“Ik weet niet of de nieuwe hut er nog is”, zegt hij als ik hem ophaal. Als we parkeren bij het bos, ziet hij gelijk dat hij weg is. “Ik dacht het al…” We kijken een tijdje naar de lege plek. Ik zie aan zijn blik dat er in zijn hoofd een dialoog wordt gevoerd. Na een poosje stapt hij uit de bus om polshoogte te nemen. Hij inspecteert de ravage en sjouwt met wat takken. “Het is de wind geweest; hij is omgewaaid. Hij is vast niet door anderen vernield”, concludeert hij.
Hij voelt zich minder boos dan de vorige keer.
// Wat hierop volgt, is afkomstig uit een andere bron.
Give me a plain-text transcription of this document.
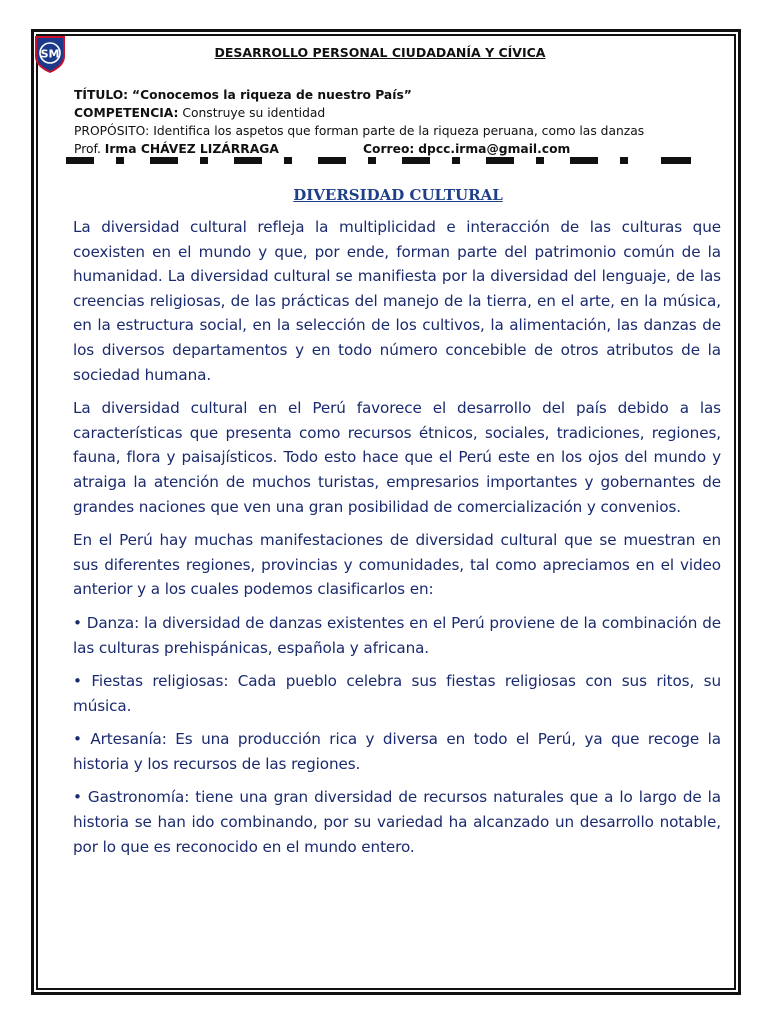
SM	DESARROLLO PERSONAL CIUDADANÍA Y CÍVICA
TÍTULO: “Conocemos la riqueza de nuestro País”
COMPETENCIA: Construye su identidad
PROPÓSITO: Identifica los aspetos que forman parte de la riqueza peruana, como las danzas
Prof. Irma CHÁVEZ LIZÁRRAGA	Correo: dpcc.irma@gmail.com
DIVERSIDAD CULTURAL

La diversidad cultural refleja la multiplicidad e interacción de las culturas que coexisten en el mundo y que, por ende, forman parte del patrimonio común de la humanidad. La diversidad cultural se manifiesta por la diversidad del lenguaje, de las creencias religiosas, de las prácticas del manejo de la tierra, en el arte, en la música, en la estructura social, en la selección de los cultivos, la alimentación, las danzas de los diversos departamentos y en todo número concebible de otros atributos de la sociedad humana.

La diversidad cultural en el Perú favorece el desarrollo del país debido a las características que presenta como recursos étnicos, sociales, tradiciones, regiones, fauna, flora y paisajísticos. Todo esto hace que el Perú este en los ojos del mundo y atraiga la atención de muchos turistas, empresarios importantes y gobernantes de grandes naciones que ven una gran posibilidad de comercialización y convenios.

En el Perú hay muchas manifestaciones de diversidad cultural que se muestran en sus diferentes regiones, provincias y comunidades, tal como apreciamos en el video anterior y a los cuales podemos clasificarlos en:

• Danza: la diversidad de danzas existentes en el Perú proviene de la combinación de las culturas prehispánicas, española y africana.

• Fiestas religiosas: Cada pueblo celebra sus fiestas religiosas con sus ritos, su música.

• Artesanía: Es una producción rica y diversa en todo el Perú, ya que recoge la historia y los recursos de las regiones.

• Gastronomía: tiene una gran diversidad de recursos naturales que a lo largo de la historia se han ido combinando, por su variedad ha alcanzado un desarrollo notable, por lo que es reconocido en el mundo entero.
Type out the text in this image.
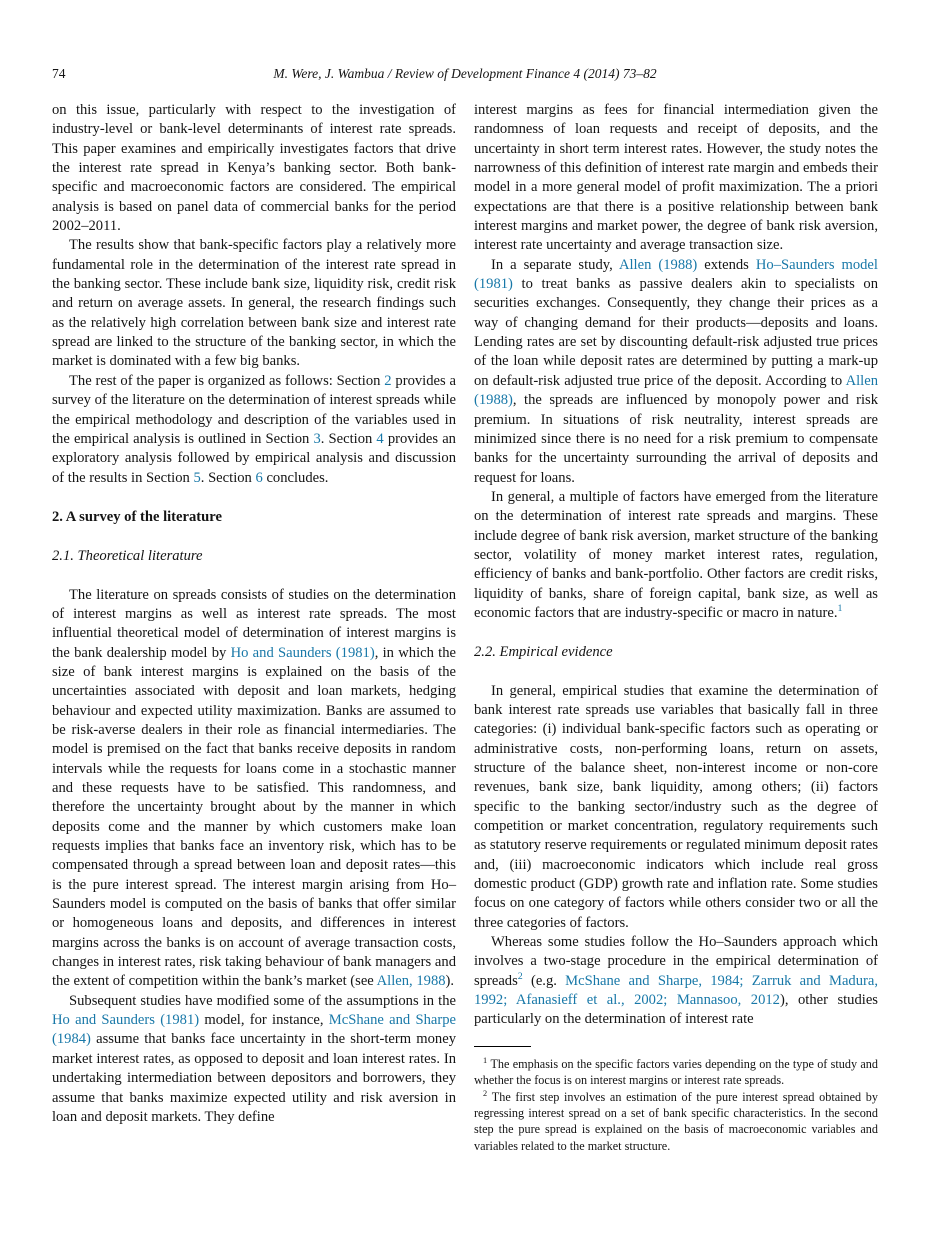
74	M. Were, J. Wambua / Review of Development Finance 4 (2014) 73–82

on this issue, particularly with respect to the investigation of industry-level or bank-level determinants of interest rate spreads. This paper examines and empirically investigates factors that drive the interest rate spread in Kenya’s banking sector. Both bank-specific and macroeconomic factors are considered. The empirical analysis is based on panel data of commercial banks for the period 2002–2011.

The results show that bank-specific factors play a relatively more fundamental role in the determination of the interest rate spread in the banking sector. These include bank size, liquidity risk, credit risk and return on average assets. In general, the research findings such as the relatively high correlation between bank size and interest rate spread are linked to the structure of the banking sector, in which the market is dominated with a few big banks.

The rest of the paper is organized as follows: Section 2 provides a survey of the literature on the determination of interest spreads while the empirical methodology and description of the variables used in the empirical analysis is outlined in Section 3. Section 4 provides an exploratory analysis followed by empirical analysis and discussion of the results in Section 5. Section 6 concludes.

2. A survey of the literature
2.1. Theoretical literature

The literature on spreads consists of studies on the determination of interest margins as well as interest rate spreads. The most influential theoretical model of determination of interest margins is the bank dealership model by Ho and Saunders (1981), in which the size of bank interest margins is explained on the basis of the uncertainties associated with deposit and loan markets, hedging behaviour and expected utility maximization. Banks are assumed to be risk-averse dealers in their role as financial intermediaries. The model is premised on the fact that banks receive deposits in random intervals while the requests for loans come in a stochastic manner and these requests have to be satisfied. This randomness, and therefore the uncertainty brought about by the manner in which deposits come and the manner by which customers make loan requests implies that banks face an inventory risk, which has to be compensated through a spread between loan and deposit rates—this is the pure interest spread. The interest margin arising from Ho–Saunders model is computed on the basis of banks that offer similar or homogeneous loans and deposits, and differences in interest margins across the banks is on account of average transaction costs, changes in interest rates, risk taking behaviour of bank managers and the extent of competition within the bank’s market (see Allen, 1988).

Subsequent studies have modified some of the assumptions in the Ho and Saunders (1981) model, for instance, McShane and Sharpe (1984) assume that banks face uncertainty in the short-term money market interest rates, as opposed to deposit and loan interest rates. In undertaking intermediation between depositors and borrowers, they assume that banks maximize expected utility and risk aversion in loan and deposit markets. They define

interest margins as fees for financial intermediation given the randomness of loan requests and receipt of deposits, and the uncertainty in short term interest rates. However, the study notes the narrowness of this definition of interest rate margin and embeds their model in a more general model of profit maximization. The a priori expectations are that there is a positive relationship between bank interest margins and market power, the degree of bank risk aversion, interest rate uncertainty and average transaction size.

In a separate study, Allen (1988) extends Ho–Saunders model (1981) to treat banks as passive dealers akin to specialists on securities exchanges. Consequently, they change their prices as a way of changing demand for their products—deposits and loans. Lending rates are set by discounting default-risk adjusted true prices of the loan while deposit rates are determined by putting a mark-up on default-risk adjusted true price of the deposit. According to Allen (1988), the spreads are influenced by monopoly power and risk premium. In situations of risk neutrality, interest spreads are minimized since there is no need for a risk premium to compensate banks for the uncertainty surrounding the arrival of deposits and request for loans.

In general, a multiple of factors have emerged from the literature on the determination of interest rate spreads and margins. These include degree of bank risk aversion, market structure of the banking sector, volatility of money market interest rates, regulation, efficiency of banks and bank-portfolio. Other factors are credit risks, liquidity of banks, share of foreign capital, bank size, as well as economic factors that are industry-specific or macro in nature.$^1$

2.2. Empirical evidence

In general, empirical studies that examine the determination of bank interest rate spreads use variables that basically fall in three categories: (i) individual bank-specific factors such as operating or administrative costs, non-performing loans, return on assets, structure of the balance sheet, non-interest income or non-core revenues, bank size, bank liquidity, among others; (ii) factors specific to the banking sector/industry such as the degree of competition or market concentration, regulatory requirements such as statutory reserve requirements or regulated minimum deposit rates and, (iii) macroeconomic indicators which include real gross domestic product (GDP) growth rate and inflation rate. Some studies focus on one category of factors while others consider two or all the three categories of factors.

Whereas some studies follow the Ho–Saunders approach which involves a two-stage procedure in the empirical determination of spreads$^2$ (e.g. McShane and Sharpe, 1984; Zarruk and Madura, 1992; Afanasieff et al., 2002; Mannasoo, 2012), other studies particularly on the determination of interest rate

$^1$ The emphasis on the specific factors varies depending on the type of study and whether the focus is on interest margins or interest rate spreads.

$^2$ The first step involves an estimation of the pure interest spread obtained by regressing interest spread on a set of bank specific characteristics. In the second step the pure spread is explained on the basis of macroeconomic variables and variables related to the market structure.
Nu geeft hij zijn boosheid een 5, toen een 7, op een schaal van 0 – 10. Hij legt me uit hoe dat komt:
- Hij had al een vermoeden en was dus voorbereid.
- Hij heeft de teleurstelling al eens meegemaakt.
- Hij weet uit ervaring dat hij weer opnieuw kan beginnen.
- Een nieuwe hut kan hij nog mooier maken, met bijvoorbeeld een achterdeur.
Dit zijn voor hem helpende gedachten om met zijn boosheid en de lastige situatie om te gaan.
Hij gaat een nieuwe hut bouwen, sterker en meer beschut. Het wordt zijn éigen hut, zelf ontworpen en gebouwd. Hij de architect, ik de aannemer. We hebben het over de risico’s van het hebben van een hut in het bos. Die heeft hij inmiddels aan de lijve ervaren. Anderen mogen er mee spelen, maar het niet kapot maken. Hij wil zijn nieuwe hut verdedigen. Hij ontdekt ‘kastruimte’ in de boom en verzamelt daar enkele ‘wapenstokken’…
Met Rots&Water oefenen we om stevig te staan en voor jezelf (óf je hut) op te komen. We oefenen hoe je op een heldere en respectvolle manier je grens aan kunt geven of een ander uit kunt nodigen om samen te spelen.